Aksi itu memanas. Gedung parlemen dibakar, fasilitas publik dirusak, transportasi lumpuh. Meski jumlahnya tidak pasti, puluhan orang tewas akibat kerusuhan. Darah tertumpah. Sedikitnya tiga tersangka provokator ditangkap. Rasialisme sekali lagi memakan korban di republik ini. Dua dekade lalu rasialisme juga menumpahkan darah.
Semua berawal dari krisis finansial Asia yang menjadi awal keruntuhan ekonomi di Indonesia di bawah era kabinet Orde Baru. Mahasiswa turun ke jalan, empat di antaranya mati tertembak dalam aksi massa 12 Mei 1998. Aksi ini meluas ke konflik rasial dengan masyarakat etnis Tionghoa menjadi sasarannya. Toko-toko mereka dibakar. Korban jiwa tak terhitung.
Diskriminasi rasial kerap memakan korban tak hanya di Indonesia dan terjadi sejak berabad-abad lalu. Kerusakan dan kerugian yang tercipta akibat perpecahan ini menginisiasi Perserikatan Bangsa-Bangsa mengetuk palu atas Konvensi Internasional tentang Penghapusan Segala Bentuk Diskriminasi Rasial 21 Desember 1965 silam.
Indonesia sebagai anggota PBB pun ikut meratifikasi konvensi tersebut lewat Undang-Undang Nomor 29 Tahun 1999 tentang Pengesahan Konvensi Internasional itu. Untuk memperkuatnya, Indonesia juga melahirkan Undang-Undang Nomor 39 Tahun 1999 tentang Hak Asasi Manusia dan Undang-Undang Nomor 40 Tahun 2008 tentang Penghapusan Diskriminasi Ras dan Etnis, seperti yang diamanatkan Undang-Undang Dasar 1945. UU ini dengan tegas menjelaskan, bahwa semua warga negara berhak atas perlindungan terhadap setiap bentuk diskriminasi ras dan etnis. UU juga menyebutkan diskriminasi ras dan etnis dalam kehidupan bermasyarakat menjadi hambatan bagi hubungan kekeluargaan, persaudaraan, persahabatan, perdamaian, keserasian, keamanan, kehidupan bermata pencaharian, dan pemenuhan keadilan di antara warga negara.

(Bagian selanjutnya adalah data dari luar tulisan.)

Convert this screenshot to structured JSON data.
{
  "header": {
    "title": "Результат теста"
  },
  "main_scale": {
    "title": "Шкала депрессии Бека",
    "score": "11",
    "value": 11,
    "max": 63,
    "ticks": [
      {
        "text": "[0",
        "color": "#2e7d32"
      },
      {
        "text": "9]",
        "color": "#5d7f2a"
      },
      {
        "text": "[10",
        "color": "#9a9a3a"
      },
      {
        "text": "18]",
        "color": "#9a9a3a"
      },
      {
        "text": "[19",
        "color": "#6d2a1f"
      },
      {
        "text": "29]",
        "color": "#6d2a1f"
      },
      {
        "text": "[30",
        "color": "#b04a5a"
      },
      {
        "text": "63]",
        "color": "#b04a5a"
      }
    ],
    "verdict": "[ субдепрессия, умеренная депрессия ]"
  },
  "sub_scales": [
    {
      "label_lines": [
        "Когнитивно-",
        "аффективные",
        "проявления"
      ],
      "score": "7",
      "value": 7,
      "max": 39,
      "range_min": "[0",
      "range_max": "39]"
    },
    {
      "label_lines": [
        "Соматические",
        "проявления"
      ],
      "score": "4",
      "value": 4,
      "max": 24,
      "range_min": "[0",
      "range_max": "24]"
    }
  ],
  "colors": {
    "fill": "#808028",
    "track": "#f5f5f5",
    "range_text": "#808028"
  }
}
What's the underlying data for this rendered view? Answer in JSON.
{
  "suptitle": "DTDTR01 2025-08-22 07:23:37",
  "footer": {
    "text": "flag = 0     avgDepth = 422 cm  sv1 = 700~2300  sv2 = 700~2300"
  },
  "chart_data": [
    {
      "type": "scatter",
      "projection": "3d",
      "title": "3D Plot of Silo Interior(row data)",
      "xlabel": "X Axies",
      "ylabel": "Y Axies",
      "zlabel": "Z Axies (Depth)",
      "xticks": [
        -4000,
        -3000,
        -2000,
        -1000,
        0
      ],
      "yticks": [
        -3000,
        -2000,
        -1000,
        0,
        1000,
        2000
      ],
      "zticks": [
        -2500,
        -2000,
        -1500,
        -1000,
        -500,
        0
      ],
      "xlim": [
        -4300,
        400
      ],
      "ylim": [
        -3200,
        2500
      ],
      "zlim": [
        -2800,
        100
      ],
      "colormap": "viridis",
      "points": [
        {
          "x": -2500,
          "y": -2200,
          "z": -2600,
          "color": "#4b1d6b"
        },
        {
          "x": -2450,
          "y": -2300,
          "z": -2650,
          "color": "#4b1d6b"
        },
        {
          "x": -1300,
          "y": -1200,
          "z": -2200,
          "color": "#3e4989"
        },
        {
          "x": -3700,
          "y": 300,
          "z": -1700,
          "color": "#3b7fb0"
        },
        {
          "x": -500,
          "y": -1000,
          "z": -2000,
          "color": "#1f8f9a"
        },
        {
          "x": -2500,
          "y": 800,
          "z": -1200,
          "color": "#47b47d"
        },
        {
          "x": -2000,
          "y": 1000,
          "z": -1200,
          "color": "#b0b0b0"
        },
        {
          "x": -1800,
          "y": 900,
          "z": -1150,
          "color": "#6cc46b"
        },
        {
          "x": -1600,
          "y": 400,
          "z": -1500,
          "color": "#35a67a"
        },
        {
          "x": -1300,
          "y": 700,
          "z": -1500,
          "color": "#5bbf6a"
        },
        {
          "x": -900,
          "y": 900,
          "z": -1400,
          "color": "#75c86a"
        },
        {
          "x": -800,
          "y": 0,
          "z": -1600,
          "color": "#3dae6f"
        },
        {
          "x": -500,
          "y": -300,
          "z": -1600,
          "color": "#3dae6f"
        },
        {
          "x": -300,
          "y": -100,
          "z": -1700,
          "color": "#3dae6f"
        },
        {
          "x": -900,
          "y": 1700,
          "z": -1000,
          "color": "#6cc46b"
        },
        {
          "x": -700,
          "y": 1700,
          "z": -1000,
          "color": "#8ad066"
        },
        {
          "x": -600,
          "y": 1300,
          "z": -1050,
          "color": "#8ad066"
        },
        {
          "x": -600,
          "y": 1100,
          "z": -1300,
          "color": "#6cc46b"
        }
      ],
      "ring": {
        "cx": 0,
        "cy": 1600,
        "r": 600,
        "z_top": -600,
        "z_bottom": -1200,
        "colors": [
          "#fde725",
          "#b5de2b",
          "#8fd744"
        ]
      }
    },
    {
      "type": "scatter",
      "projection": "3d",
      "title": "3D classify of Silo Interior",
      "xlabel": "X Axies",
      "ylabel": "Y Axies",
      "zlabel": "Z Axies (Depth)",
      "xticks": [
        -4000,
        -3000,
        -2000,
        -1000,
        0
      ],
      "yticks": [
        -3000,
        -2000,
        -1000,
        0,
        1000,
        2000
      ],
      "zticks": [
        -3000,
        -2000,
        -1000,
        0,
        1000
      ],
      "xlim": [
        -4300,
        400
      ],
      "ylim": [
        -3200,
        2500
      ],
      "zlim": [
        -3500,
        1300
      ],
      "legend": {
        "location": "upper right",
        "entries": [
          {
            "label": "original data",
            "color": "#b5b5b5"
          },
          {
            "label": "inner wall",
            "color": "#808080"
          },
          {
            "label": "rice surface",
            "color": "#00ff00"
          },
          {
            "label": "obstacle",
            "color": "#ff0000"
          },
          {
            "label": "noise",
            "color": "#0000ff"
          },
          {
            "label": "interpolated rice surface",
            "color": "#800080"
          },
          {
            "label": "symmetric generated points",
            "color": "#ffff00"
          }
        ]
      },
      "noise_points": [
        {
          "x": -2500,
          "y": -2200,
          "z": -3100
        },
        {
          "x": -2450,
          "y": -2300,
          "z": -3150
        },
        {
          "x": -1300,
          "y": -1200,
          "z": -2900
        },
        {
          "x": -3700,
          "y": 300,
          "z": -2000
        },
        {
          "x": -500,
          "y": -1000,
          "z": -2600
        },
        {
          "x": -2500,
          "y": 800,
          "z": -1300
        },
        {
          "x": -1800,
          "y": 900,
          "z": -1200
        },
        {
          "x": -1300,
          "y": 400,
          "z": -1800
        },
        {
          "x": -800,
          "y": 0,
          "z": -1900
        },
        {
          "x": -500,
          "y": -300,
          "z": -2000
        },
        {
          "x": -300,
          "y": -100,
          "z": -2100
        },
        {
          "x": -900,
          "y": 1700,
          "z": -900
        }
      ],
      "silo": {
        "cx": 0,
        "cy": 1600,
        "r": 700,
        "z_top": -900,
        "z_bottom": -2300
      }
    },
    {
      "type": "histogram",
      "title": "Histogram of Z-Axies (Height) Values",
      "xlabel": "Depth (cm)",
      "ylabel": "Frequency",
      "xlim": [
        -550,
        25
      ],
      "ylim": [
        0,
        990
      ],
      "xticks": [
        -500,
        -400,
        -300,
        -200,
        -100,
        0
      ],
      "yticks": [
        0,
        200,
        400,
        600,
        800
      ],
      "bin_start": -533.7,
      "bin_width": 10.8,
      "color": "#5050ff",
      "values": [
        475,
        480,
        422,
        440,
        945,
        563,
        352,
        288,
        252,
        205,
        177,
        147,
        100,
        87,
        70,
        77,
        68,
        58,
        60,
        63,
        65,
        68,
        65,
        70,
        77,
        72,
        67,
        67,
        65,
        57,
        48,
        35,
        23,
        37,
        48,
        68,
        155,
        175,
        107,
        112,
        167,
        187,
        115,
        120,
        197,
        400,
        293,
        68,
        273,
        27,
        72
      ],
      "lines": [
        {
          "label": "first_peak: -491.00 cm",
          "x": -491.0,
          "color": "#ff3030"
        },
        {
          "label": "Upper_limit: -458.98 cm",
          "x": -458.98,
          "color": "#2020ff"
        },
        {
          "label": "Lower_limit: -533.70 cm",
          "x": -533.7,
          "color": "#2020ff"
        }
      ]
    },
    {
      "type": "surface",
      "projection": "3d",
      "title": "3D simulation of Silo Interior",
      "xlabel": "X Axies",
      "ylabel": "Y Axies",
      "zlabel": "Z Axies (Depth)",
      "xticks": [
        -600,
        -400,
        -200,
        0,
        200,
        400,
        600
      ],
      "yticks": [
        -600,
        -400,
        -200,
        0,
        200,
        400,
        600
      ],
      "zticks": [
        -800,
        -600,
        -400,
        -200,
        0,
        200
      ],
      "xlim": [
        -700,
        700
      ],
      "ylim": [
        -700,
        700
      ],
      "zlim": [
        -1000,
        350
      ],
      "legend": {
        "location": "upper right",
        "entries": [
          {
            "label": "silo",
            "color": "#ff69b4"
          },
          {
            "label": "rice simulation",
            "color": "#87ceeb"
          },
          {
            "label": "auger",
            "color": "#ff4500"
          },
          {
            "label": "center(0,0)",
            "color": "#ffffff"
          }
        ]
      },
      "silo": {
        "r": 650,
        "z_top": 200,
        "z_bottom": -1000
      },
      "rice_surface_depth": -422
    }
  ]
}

Hak/kewajiban warga negara yang sama di mata hukum serta kemajemukan bangsa juga tercermin dalam Pancasila sebagai falsafah dan pandangan hidup bangsa Indonesia. Sila kedua Pancasila, kemanusiaan yang adil dan beradab, merupakan tekad bangsa menghapuskan segala diskriminasi ras dan etnis. Dengan lahirnya UU tersebut dan keberadaan Pancasila, bangsa Indonesia dengan sadar dan nyata bertekad mengatur dan menjamin kemajemukan masyarakat Indonesia yang kaya akan budaya, agama, ras dan etnis, serta menjaga ciri khas masyarakat Indonesia sejak dulu kala, yakni gotong royong dan musyawarah untuk mufakat.
Kemajemukan inilah yang menjadi kekayaan bangsa Indonesia, sekaligus sumber konflik potensial, khususnya diskiriminasi rasial, jika tidak dijaga. Dengan kembali kepada UU dan Pancasila, tragedi Surabaya dan 98 diharapkan tak akan terulang kembali di masa yang akan datang.